The course starts with Design Literacy, a look at the stories behind 100 milestone designs. These case studies--the authors call them "object lessons"--spin out from the objects, illuminating their social, political, or cultural contexts: Who commissioned Tomi Ungerer's famous "Black Power/White Power" cartoon? How did postage stamps come to be sites for high design? What were the politics behind the short life of New York City's 1970s subway map? Unfortunately though, the vignettes are uneven. Many bring you right into the world that produced the work in question--the section on design in mass media is especially strong--but others skate across the surface.

Each entry in Design Literacy is illustrated by a single image. This restraint adds to the engaging simplicity of the book--it's nice to flip through until something catches your eye and then to read the lively essay on its history or meaning--but it can be frustrating when the authors refer to works without illustrating them, or focus on a topic only loosely related to the image shown. One lesson I learned: Make an exception to a rigorous design scheme if it will aid communication.

The second book in this informal course is Design Culture, a collection of 78 essays, interviews, and reviews published in the AIGA Journal of Graphic Design between 1984 and 1996. In this book, some of the country's best known graphic designers speak out about issues in the field and in the designed environment. Massimo Vignelli writes in praise of the ubiquitous "Nutrition Facts" chart, Michael Bierut proposes a historic preservation movement for corporate trademarks, and the late Paul Rand weighs in on "The Seduction of Contemporary Design."

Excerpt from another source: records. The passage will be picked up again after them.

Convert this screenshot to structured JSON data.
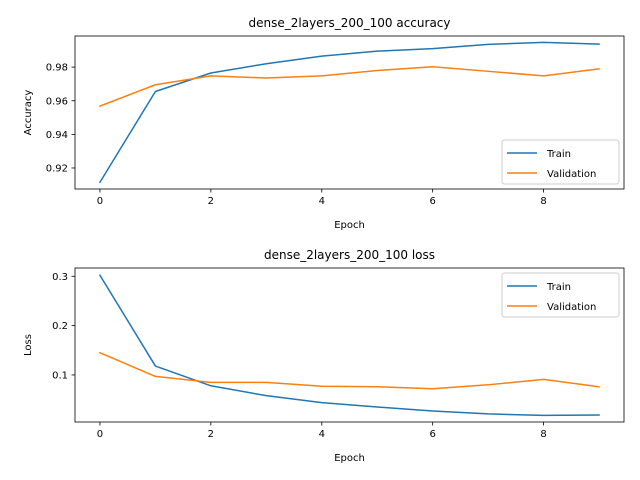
{
  "chart_data": [
    {
      "type": "line",
      "title": "dense_2layers_200_100 accuracy",
      "xlabel": "Epoch",
      "ylabel": "Accuracy",
      "xlim": [
        -0.45,
        9.45
      ],
      "ylim": [
        0.9075,
        0.9985
      ],
      "xticks": [
        0,
        2,
        4,
        6,
        8
      ],
      "yticks": [
        0.92,
        0.94,
        0.96,
        0.98
      ],
      "xtick_labels": [
        "0",
        "2",
        "4",
        "6",
        "8"
      ],
      "ytick_labels": [
        "0.92",
        "0.94",
        "0.96",
        "0.98"
      ],
      "legend_position": "lower-right",
      "x": [
        0,
        1,
        2,
        3,
        4,
        5,
        6,
        7,
        8,
        9
      ],
      "series": [
        {
          "name": "Train",
          "color": "#1f77b4",
          "values": [
            0.9115,
            0.9655,
            0.9765,
            0.982,
            0.9865,
            0.9895,
            0.991,
            0.9935,
            0.9947,
            0.9937
          ]
        },
        {
          "name": "Validation",
          "color": "#ff7f0e",
          "values": [
            0.9568,
            0.9695,
            0.9748,
            0.9735,
            0.9748,
            0.978,
            0.9802,
            0.9775,
            0.9748,
            0.979
          ]
        }
      ]
    },
    {
      "type": "line",
      "title": "dense_2layers_200_100 loss",
      "xlabel": "Epoch",
      "ylabel": "Loss",
      "xlim": [
        -0.45,
        9.45
      ],
      "ylim": [
        0.0046,
        0.3168
      ],
      "xticks": [
        0,
        2,
        4,
        6,
        8
      ],
      "yticks": [
        0.1,
        0.2,
        0.3
      ],
      "xtick_labels": [
        "0",
        "2",
        "4",
        "6",
        "8"
      ],
      "ytick_labels": [
        "0.1",
        "0.2",
        "0.3"
      ],
      "legend_position": "upper-right",
      "x": [
        0,
        1,
        2,
        3,
        4,
        5,
        6,
        7,
        8,
        9
      ],
      "series": [
        {
          "name": "Train",
          "color": "#1f77b4",
          "values": [
            0.302,
            0.118,
            0.078,
            0.058,
            0.044,
            0.035,
            0.027,
            0.021,
            0.018,
            0.0188
          ]
        },
        {
          "name": "Validation",
          "color": "#ff7f0e",
          "values": [
            0.145,
            0.097,
            0.085,
            0.085,
            0.077,
            0.076,
            0.072,
            0.08,
            0.091,
            0.076
          ]
        }
      ]
    }
  ]
}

The journalistic writing in Design Culture straddles the gap between the accessible overviews in Design Literacy and the more involved criticism of the third book in the group, Looking Closer 2. The original Looking Closer, published in 1994, was the first book to codify graphic design criticism as a distinct and vital enterprise. As the introduction to Looking Closer 2 makes clear, the practice of writing critically about graphic design is a very recent development, beginning in earnest only in the 1980s. It is not surprising, then, that the writing here draws from a variety of "non-native" sources, including art and architecture criticism. Among the 50 diverse essays in the book is "Paganini Unplugged," a critical profile of David Carson by Rick Poynor, reprinted from I.D. For the big picture, take a look at it before plunging into 2nd Sight.

Philip Nobel is a Brooklyn-based architectural historian.